It’s been forty years since I came out of college, harried and undistinguished. A number of Cs – yay, Calculus! – and maybe even by the skin of my teeth.
But, according to Yascha Mounk, maybe it’s different now, if you avoid STEM, and this is problematic if you ask him:
Now that the most common grade at most four-year colleges is an A, the stakes for each individual course are much higher. Since there is no way for students to distinguish themselves by doing exceptional work, a single negative outlier takes on outsized weight. To get a stellar GPA, a student doesn’t have to be exceptionally good at any one thing; they have to manage risk in every single course they take over the course of four years.4 As a result, today’s grading system has come to express a perverse set of institutional values: “We care much more about your ability to jump through any hoop we put in your path than about your ability to excel in your strongest subject or about your intellectual curiosity for challenging fields outside your main focus.”
I suspect very little effort would lead to the idea that education is a private sector endeavour, and how this has bled, if inadvertently, into even public universities as the source of these problems, as I’ve outlined elsewhere. It’ll be vital to return education to a place in society where it is responsible for teaching, with its own metrics, and not for selling education.

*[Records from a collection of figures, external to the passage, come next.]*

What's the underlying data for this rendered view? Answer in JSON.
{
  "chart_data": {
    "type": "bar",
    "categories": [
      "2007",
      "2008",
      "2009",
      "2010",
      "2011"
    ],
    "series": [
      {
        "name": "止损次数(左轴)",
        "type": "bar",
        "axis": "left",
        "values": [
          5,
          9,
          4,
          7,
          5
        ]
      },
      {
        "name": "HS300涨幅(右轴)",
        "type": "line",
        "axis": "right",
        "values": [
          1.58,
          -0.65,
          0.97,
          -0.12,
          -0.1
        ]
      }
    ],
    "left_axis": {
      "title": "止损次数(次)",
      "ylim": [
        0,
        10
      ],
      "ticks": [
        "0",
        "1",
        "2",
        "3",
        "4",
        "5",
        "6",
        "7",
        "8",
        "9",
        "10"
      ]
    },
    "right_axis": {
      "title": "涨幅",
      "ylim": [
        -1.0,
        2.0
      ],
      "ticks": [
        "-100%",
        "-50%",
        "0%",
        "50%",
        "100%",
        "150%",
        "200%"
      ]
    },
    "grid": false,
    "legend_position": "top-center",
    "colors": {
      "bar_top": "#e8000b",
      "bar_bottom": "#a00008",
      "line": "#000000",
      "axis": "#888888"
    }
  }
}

Incidentally, for the last twenty years I’ve detested grading on a curve, particularly those curves derived from those being tested. As an engineer, I want to see standards that don’t just float relative, relative to what is not apparent, but are anchored in reality. If everyone gets a 95% on a test and the bar for an A is 90%, then everyone gets an A. It should indicate mastery of the material, and if everyone getting an A raises suspicions, fine. Adjust the test material.
But grading on a curve is precisely Mounk’s solution. I personally don’t agree, but the recognition of a problem doesn’t mean the answer is obvious. Sometimes more subtlety is necessary.